Session Submission Summary
Share...

Direct link:

Educators in revolt: global lessons from the recent wave of U.S. teachers’ strikes

Sun, April 14, 10:00am to 1:00pm, Hyatt Regency, Floor: Pacific Concourse (Level -1), Pacific O

Group Submission Type: Pre-conference Workshop

Proposal

Workshop Purpose: 2018 has proven to be a watershed year for the struggle against austerity in U.S. schools. Beginning with the February 22 walkout of West Virginia educators, an unprecedented wave of teachers’ strikes swept through West Virginia, Kentucky, Oklahoma, Arizona, Colorado, and North Carolina. Following the “red state” strikes, labor struggles continued on the West Coast, with a series of strikes in Washington state and a developing struggle in the nation’s second-largest teachers’ union: United Teachers Los Angeles (UTLA).

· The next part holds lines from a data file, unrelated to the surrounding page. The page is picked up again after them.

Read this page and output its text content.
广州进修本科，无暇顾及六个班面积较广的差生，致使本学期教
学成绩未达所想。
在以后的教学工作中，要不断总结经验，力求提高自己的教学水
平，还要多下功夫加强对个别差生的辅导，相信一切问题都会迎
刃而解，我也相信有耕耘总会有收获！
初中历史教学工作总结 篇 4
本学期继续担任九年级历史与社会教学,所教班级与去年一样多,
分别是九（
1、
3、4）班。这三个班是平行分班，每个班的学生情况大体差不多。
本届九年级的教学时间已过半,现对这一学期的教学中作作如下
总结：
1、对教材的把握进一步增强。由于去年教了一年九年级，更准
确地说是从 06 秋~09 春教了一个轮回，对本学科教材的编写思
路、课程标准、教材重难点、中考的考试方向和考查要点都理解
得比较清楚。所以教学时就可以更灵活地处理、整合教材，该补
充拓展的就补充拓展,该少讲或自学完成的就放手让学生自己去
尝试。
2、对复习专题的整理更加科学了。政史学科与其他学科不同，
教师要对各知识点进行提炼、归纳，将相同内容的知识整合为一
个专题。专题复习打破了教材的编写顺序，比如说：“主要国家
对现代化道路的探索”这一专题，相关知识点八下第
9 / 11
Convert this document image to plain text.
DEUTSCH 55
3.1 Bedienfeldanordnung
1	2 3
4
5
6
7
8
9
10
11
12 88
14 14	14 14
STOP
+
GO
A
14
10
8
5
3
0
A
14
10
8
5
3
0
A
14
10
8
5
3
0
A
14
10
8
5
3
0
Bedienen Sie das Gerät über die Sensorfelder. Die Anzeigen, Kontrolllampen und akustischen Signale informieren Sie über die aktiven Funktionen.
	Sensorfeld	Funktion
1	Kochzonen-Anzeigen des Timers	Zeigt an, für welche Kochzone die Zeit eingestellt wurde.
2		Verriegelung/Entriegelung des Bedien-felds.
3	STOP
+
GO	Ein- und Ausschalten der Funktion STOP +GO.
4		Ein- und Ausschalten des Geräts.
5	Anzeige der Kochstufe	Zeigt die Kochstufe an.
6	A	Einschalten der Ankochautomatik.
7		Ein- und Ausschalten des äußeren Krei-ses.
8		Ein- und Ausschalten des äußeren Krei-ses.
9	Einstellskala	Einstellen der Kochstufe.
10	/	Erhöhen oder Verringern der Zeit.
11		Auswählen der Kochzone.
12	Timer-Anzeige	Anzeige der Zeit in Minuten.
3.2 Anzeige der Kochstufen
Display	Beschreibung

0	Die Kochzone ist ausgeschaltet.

In this pre-conference workshop session, scholars, labor leaders, and educator activists will share stories and lessons from this recent wave of teachers’ strikes. Placing these strikes in global and historical context, they will explore the significance of this particular moment for educators across the U.S. and world. Likewise, they will discuss how educators are working to sustain this movement through local, national, and global organizations and networks.

Learning Objectives: This workshop is a unique opportunity for a dialogue between teachers, union leaders, and comparative and international education researchers. We will have around a dozen educators from the Bay Area, Los Angeles, and across the United States participating in the workshop. We have also identified many CIES researcher participants who are studying diverse global contexts, from South Africa to India to Colombia, and are interested in talking to the U.S. teachers about these recent strikes. During CIES 2018, many of these CIES researchers participated in a pre-conference workshop with leaders form the Mexican Democratic Teachers Movement (la CNTE). The goal of this 2019 CIES pre-conference workshop is to continue this conversation about what researches can learn from global teachers’ struggles. The implications for sustainability are clear: improved teaching conditions are a central component of building a sustainable school system, and often the only method to achieve these improved conditions is through teacher organizing and strikes. Currently, global education reform efforts are attempting to reduce teachers’ professional autonomy and participation in school governance. Teachers’ unions are among the only organizations fighting for educators’ right to engage in education policy discussions. The learning objectives are the following: 1) Explain how the biggest teachers’ strikes in U.S. history emerged in 2018; 2) Draw out the global lessons that we can take from the recent and unexpected struggles of U.S. teachers; 3) Analyze the strategies that teachers used in the U.S. context and how they might differ or be similar in other global contexts; 4) Reflect on the current global education reform efforts and how teachers can expand their struggles to address issues of education quality beyond the typical bread and butter issues.

Delivery Plan: The workshop will be divided into four parts, facilitated by the conference organizers: 1) Stories of the recent “red state” strikes. This focus will be on educators’ stories and how they were able to organize these statewide walkouts in the context of conservative labor legislation and anti-labor state governments; 2) Small group discussions about how the conditions leading to these strikes (austerity, health care costs) and the opportunities for mobilizing resistance are similar and different globally; 3) Whole-group discussion about educator organizing in other U.S. and global contexts. 4) Brainstorming about the future of this movement, including: a) how educators can center pedagogical and social issues beyond wages and benefits in their organizing efforts, b) how educators can sustain their organizing beyond large mobilizations, and c) how educators can learn from and adapt the strategies that other educators have used in different global contexts to connect to broader social justice struggles.